Last week, for example, a newspaper account noted the revitalization of Harvard's only fraternity ("It isn't 1955," a resurgent membership assures us. "No one is going to jump into an icy Charles without clothes on anymore"). The next day, a story reported that Hilary Putnam, the Faculty Old Faithful of the radical left, has severed his association with P.L. and will seek no further affiliation with radical groups. In retrospect, Putnam says, it was a mistake for P.L. and SDS to couple racism and academic freedom in the Herrnstein controversy.
Meanwhile, newspapers are dissecting the Left and the antiwar movement, posturing about its fate now that Vietnam is passe.
Locally, most of the posturing this Fall has concerned Afro-American Studies and the Faculty's Afro Review Committee. The topic is not passe; by any measure, Afro-American Studies is a pressing issue. The complexities of the Afro debate have consumed most of the Afro debate have consumed most of the energies of black activists at Harvard this year, and it is safe to say that with the demise of the organized antiwar movement, black activists are the only group remaining which can create immediate student impact.
This was true enough last Spring. It is more true now. PALC and Afro set the terms of student protest last year, and the antiwar movement--spurred by some coincidental Nixonian outrages--joined in. Since then, PALC's leaders have scattered and Harvard Afro has turned its attention to internal matters.

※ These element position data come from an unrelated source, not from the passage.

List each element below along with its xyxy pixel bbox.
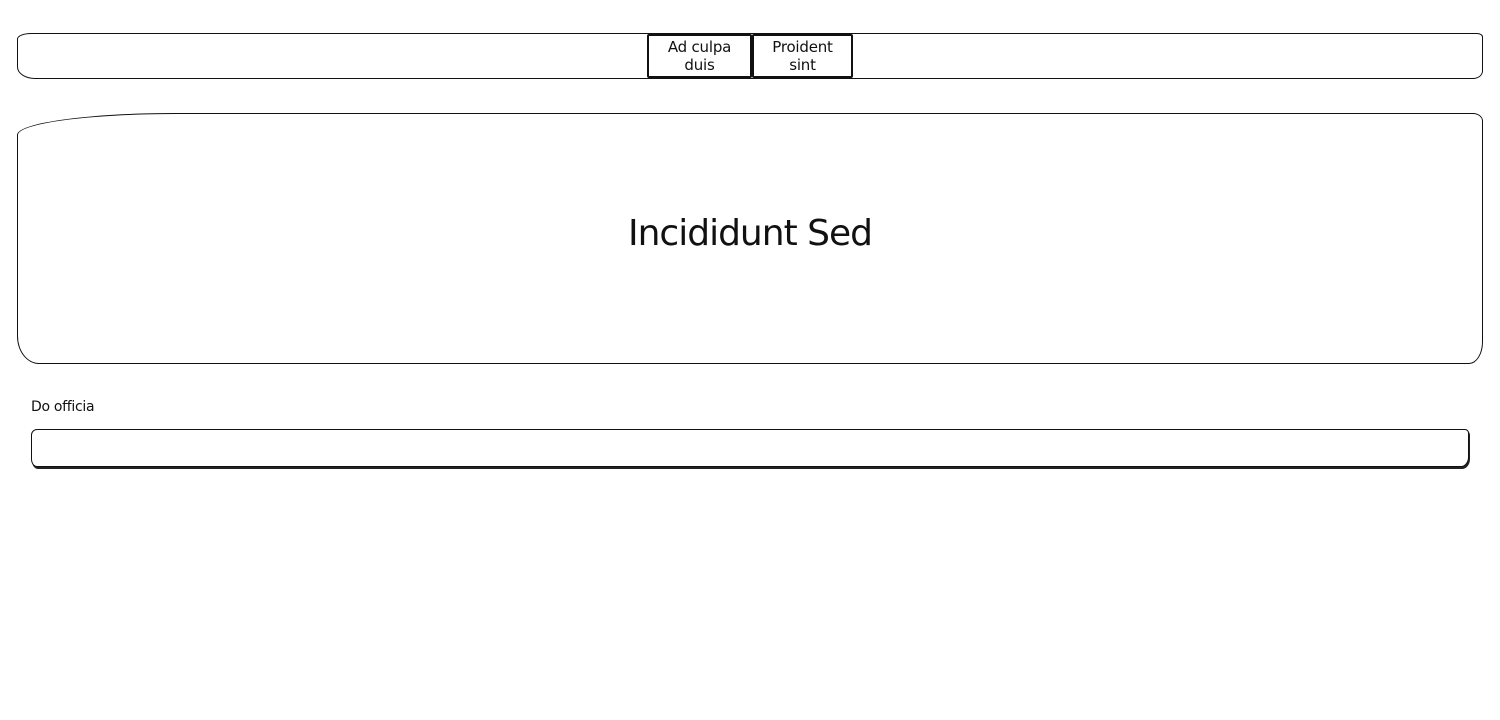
do-officia-input[interactable]	[31, 429, 1469, 467]
nav-button-group: Ad culpa duis Proident sint	[647, 34, 853, 78]
nav-button-ad-culpa-duis[interactable]: Ad culpa duis	[647, 34, 752, 78]
hero-panel: Incididunt Sed	[17, 113, 1483, 364]
do-officia-label: Do officia	[31, 399, 95, 415]
hero-title: Incididunt Sed	[628, 213, 873, 254]
nav-button-proident-sint[interactable]: Proident sint	[752, 34, 853, 78]
page: Ad culpa duis Proident sint Incididunt S…	[0, 0, 1500, 720]
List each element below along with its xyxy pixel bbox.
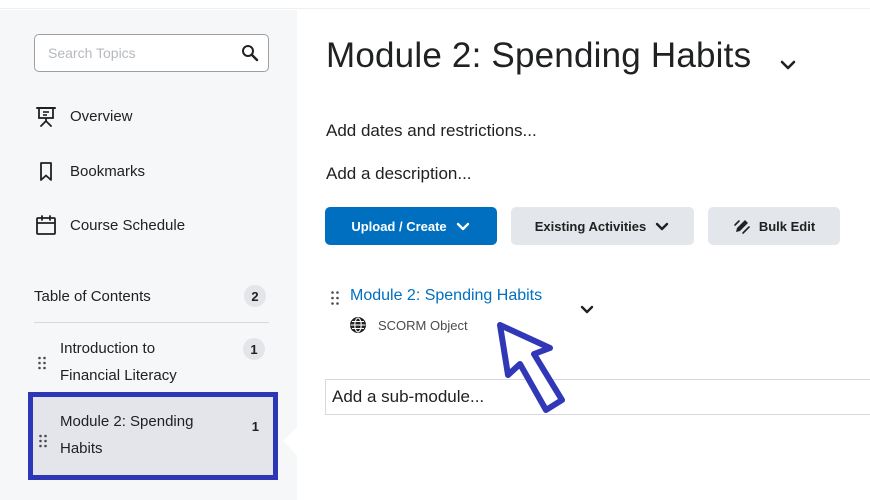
- search-input[interactable]: [36, 36, 226, 70]
- search-box: [34, 34, 269, 72]
- drag-handle-icon[interactable]: [38, 434, 48, 448]
- add-description-link[interactable]: Add a description...: [326, 164, 472, 184]
- page-title: Module 2: Spending Habits: [326, 36, 752, 75]
- toc-header[interactable]: Table of Contents 2: [34, 285, 266, 307]
- search-button[interactable]: [238, 41, 262, 65]
- add-submodule-input[interactable]: [326, 380, 870, 414]
- toc-item-label-line2: Habits: [60, 440, 103, 457]
- toc-item-introduction[interactable]: Introduction to Financial Literacy 1: [28, 335, 273, 395]
- toc-title: Table of Contents: [34, 287, 151, 305]
- add-submodule-box: [325, 379, 870, 415]
- existing-activities-label: Existing Activities: [534, 218, 647, 234]
- bulk-edit-pencil-icon: [734, 220, 750, 234]
- nav-item-bookmarks[interactable]: Bookmarks: [34, 157, 145, 185]
- toc-item-label-line1: Module 2: Spending: [60, 413, 194, 430]
- toc-item-count-badge: 1: [243, 338, 265, 360]
- activity-type-label: SCORM Object: [378, 318, 468, 333]
- drag-handle-icon[interactable]: [330, 290, 340, 306]
- search-icon: [242, 45, 259, 62]
- nav-label-bookmarks: Bookmarks: [70, 162, 146, 180]
- bookmark-icon: [34, 159, 58, 183]
- chevron-down-icon[interactable]: [776, 52, 800, 76]
- toc-divider: [34, 322, 269, 323]
- toc-item-label-line1: Introduction to: [60, 340, 156, 357]
- toc-item-module-2-selected[interactable]: Module 2: Spending Habits 1: [28, 392, 278, 480]
- selection-pointer: [283, 427, 297, 455]
- upload-create-label: Upload / Create: [351, 218, 447, 234]
- existing-activities-button[interactable]: Existing Activities: [511, 207, 694, 245]
- toc-item-count-badge: 1: [251, 419, 259, 434]
- top-border: [0, 0, 870, 9]
- nav-label-overview: Overview: [70, 107, 133, 125]
- bulk-edit-label: Bulk Edit: [758, 218, 816, 234]
- bulk-edit-button[interactable]: Bulk Edit: [708, 207, 840, 245]
- chevron-down-icon: [656, 222, 669, 231]
- nav-item-overview[interactable]: Overview: [34, 102, 133, 130]
- globe-icon: [350, 317, 366, 333]
- nav-label-course-schedule: Course Schedule: [70, 216, 186, 234]
- nav-item-course-schedule[interactable]: Course Schedule: [34, 211, 185, 239]
- presentation-icon: [34, 104, 58, 128]
- toc-count-badge: 2: [244, 285, 266, 307]
- upload-create-button[interactable]: Upload / Create: [325, 207, 497, 245]
- chevron-down-icon: [456, 222, 469, 231]
- activity-title-link[interactable]: Module 2: Spending Habits: [350, 287, 542, 305]
- toc-item-label-line2: Financial Literacy: [60, 367, 177, 384]
- drag-handle-icon[interactable]: [37, 356, 47, 370]
- calendar-icon: [34, 213, 58, 237]
- add-dates-link[interactable]: Add dates and restrictions...: [326, 121, 537, 141]
- chevron-down-icon[interactable]: [576, 298, 598, 320]
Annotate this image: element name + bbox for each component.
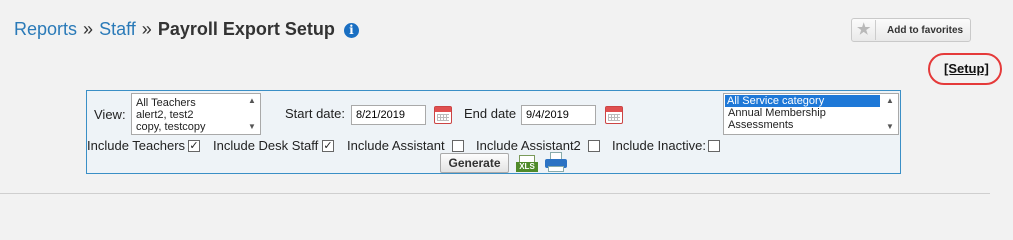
view-label: View: [94, 107, 126, 122]
printer-icon[interactable] [544, 152, 568, 173]
page-title: Payroll Export Setup [157, 19, 335, 39]
scroll-up-icon[interactable]: ▲ [886, 95, 894, 107]
view-listbox[interactable]: All Teachers alert2, test2 copy, testcop… [131, 93, 261, 135]
service-option-selected[interactable]: All Service category [725, 95, 880, 107]
breadcrumb-separator: » [83, 19, 94, 39]
end-date-calendar-icon[interactable] [605, 106, 623, 124]
include-teachers-checkbox[interactable]: ✓ [188, 140, 200, 152]
service-option[interactable]: Annual Membership [724, 107, 898, 119]
xls-export-icon[interactable]: XLS [516, 155, 538, 172]
breadcrumb-staff-link[interactable]: Staff [99, 19, 136, 39]
scroll-down-icon[interactable]: ▼ [886, 121, 894, 133]
setup-link-text: [Setup] [944, 61, 989, 76]
service-category-listbox[interactable]: All Service category Annual Membership A… [723, 93, 899, 135]
service-option[interactable]: Assessments [724, 119, 898, 131]
include-assistant2-label: Include Assistant2 [476, 138, 581, 153]
view-option[interactable]: All Teachers [132, 97, 260, 109]
star-icon-box: ★ [853, 20, 876, 40]
include-teachers-label: Include Teachers [87, 138, 186, 153]
divider [0, 193, 990, 194]
view-listbox-scrollbar[interactable]: ▲ ▼ [246, 94, 260, 134]
include-desk-staff-checkbox[interactable]: ✓ [322, 140, 334, 152]
service-listbox-scrollbar[interactable]: ▲ ▼ [884, 94, 898, 134]
setup-link[interactable]: [Setup] [944, 61, 989, 76]
info-icon[interactable]: i [343, 23, 359, 38]
add-to-favorites-button[interactable]: ★ Add to favorites [851, 18, 971, 42]
breadcrumb-separator: » [141, 19, 152, 39]
include-inactive-checkbox[interactable] [708, 140, 720, 152]
star-icon: ★ [857, 21, 871, 38]
end-date-input[interactable] [521, 105, 596, 125]
scroll-down-icon[interactable]: ▼ [248, 121, 256, 133]
add-to-favorites-label: Add to favorites [887, 25, 964, 36]
printer-tray [548, 166, 564, 172]
scroll-up-icon[interactable]: ▲ [248, 95, 256, 107]
breadcrumb-reports-link[interactable]: Reports [14, 19, 77, 39]
end-date-label: End date [464, 106, 517, 121]
start-date-label: Start date: [285, 106, 345, 121]
include-inactive-label: Include Inactive: [612, 138, 706, 153]
xls-tag: XLS [516, 162, 538, 172]
breadcrumb: Reports » Staff » Payroll Export Setup i [14, 18, 359, 40]
filter-panel: View: All Teachers alert2, test2 copy, t… [86, 90, 901, 174]
include-desk-staff-label: Include Desk Staff [213, 138, 319, 153]
view-option[interactable]: copy, testcopy [132, 121, 260, 133]
start-date-calendar-icon[interactable] [434, 106, 452, 124]
include-assistant2-checkbox[interactable] [588, 140, 600, 152]
generate-button[interactable]: Generate [440, 153, 509, 173]
view-option[interactable]: alert2, test2 [132, 109, 260, 121]
include-assistant-checkbox[interactable] [452, 140, 464, 152]
include-assistant-label: Include Assistant [347, 138, 445, 153]
start-date-input[interactable] [351, 105, 426, 125]
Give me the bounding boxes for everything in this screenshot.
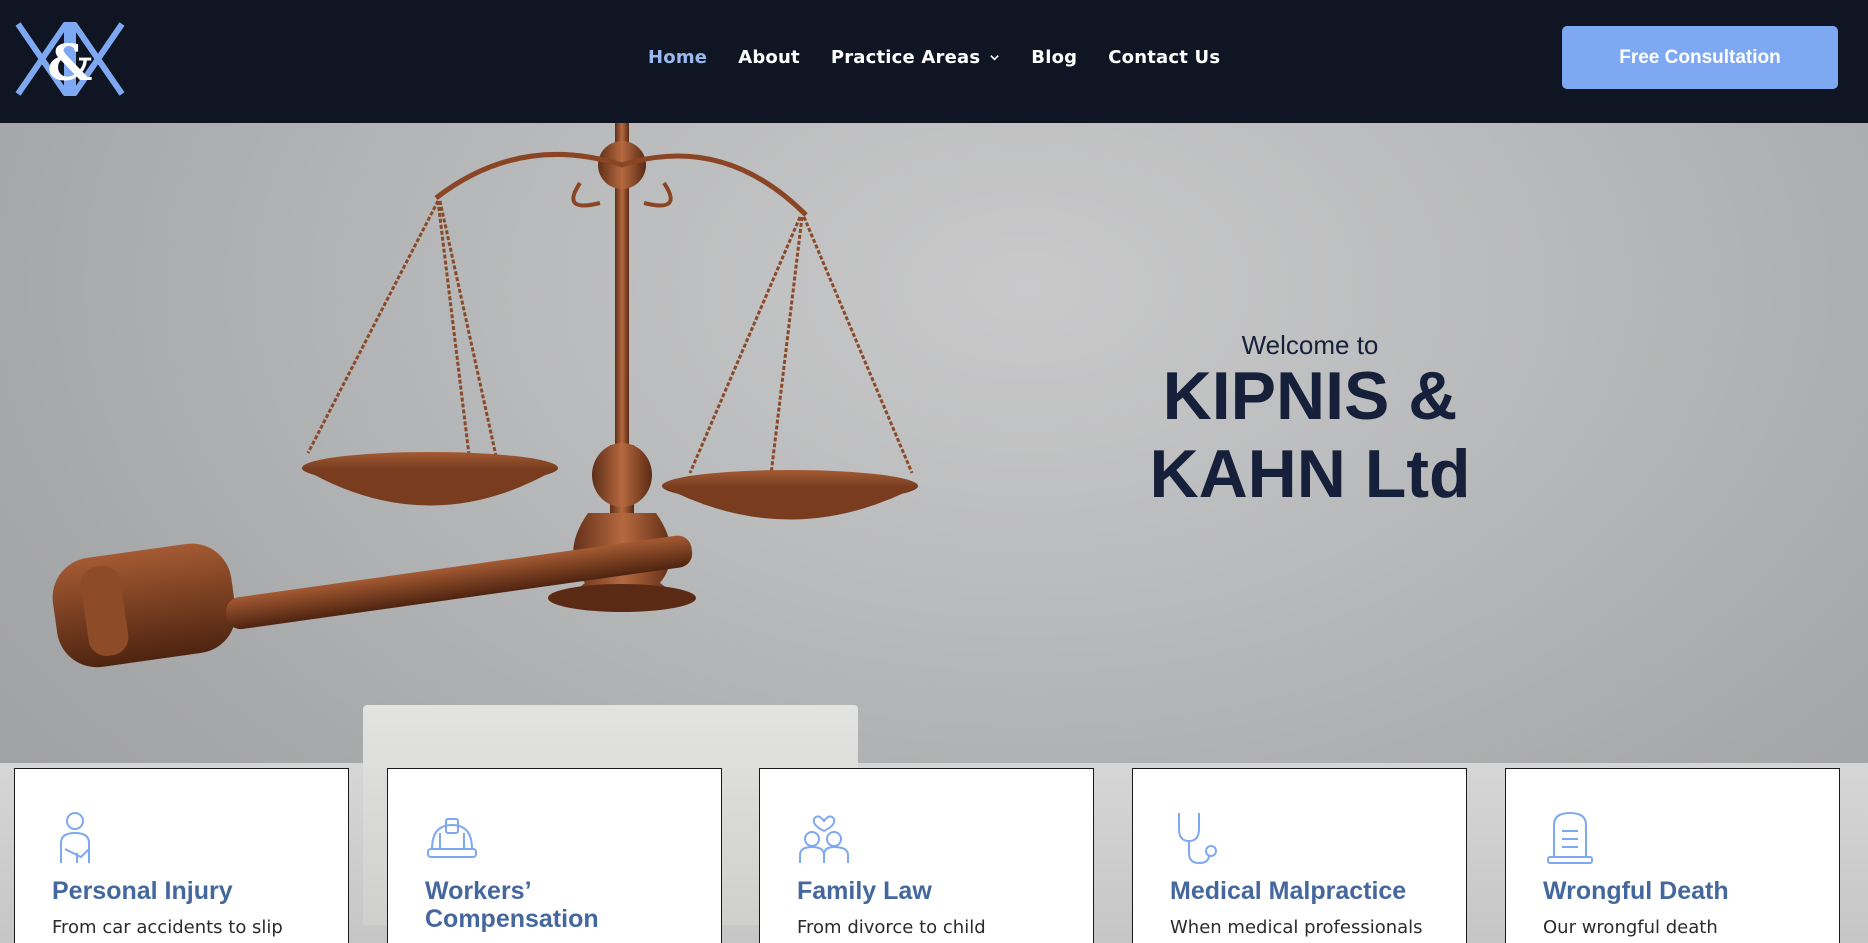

Because the debate over Afro American Studies has been internal, and academic in nature, it has not led to visible or large-scale support for particular positions. For the same reasons--and because so few people in the community fully understand the debate--Afro will probably remain an intense, but internal, matter.
The proxy controversy has taken on new dimensions as well. Mass Hall has diverted pressure to a Corporation subcommittee and a Faculty-student-alumni group called the Advisory Committee on Shareholder Responsiblity. The ACSR has met twice already, and it is currently pondering a list of 20 proxy resolutions--compiled by the Investor Responsibility Research Center--which will come up this Spring. Harvard owns stock in 13 of the companies involved.
Yet, stock holdings are not as attractive a target as a year ago. Gulf is not included in the 1973 proxies since last year's resolution failed to receive sufficient support to be repeated this year. Also, PALC regarded the Gulf proxy as a one-shot proposition and probably would not begin a proxy campaign against another company on the Harvard list such as Exxon. The lack of talk about Gulf since PALC's response to Steve Farber's Angola Report in October backs up this conclusion.
A year ago, student leaders were predicting a quiet Spring; some went so far as to say activism was an impossibility given the mood of students. Events proved them wrong. And while a similar reversal could occur this Spring, the diffusion of the war as an issue and the low-key approach to current Harvard controversies foretells the Spring which Faculty and administrators have been anticipating for so long: no strike, no teach-in or counter teach-in, no building occupation, perhaps even no need for the tiresome CRR.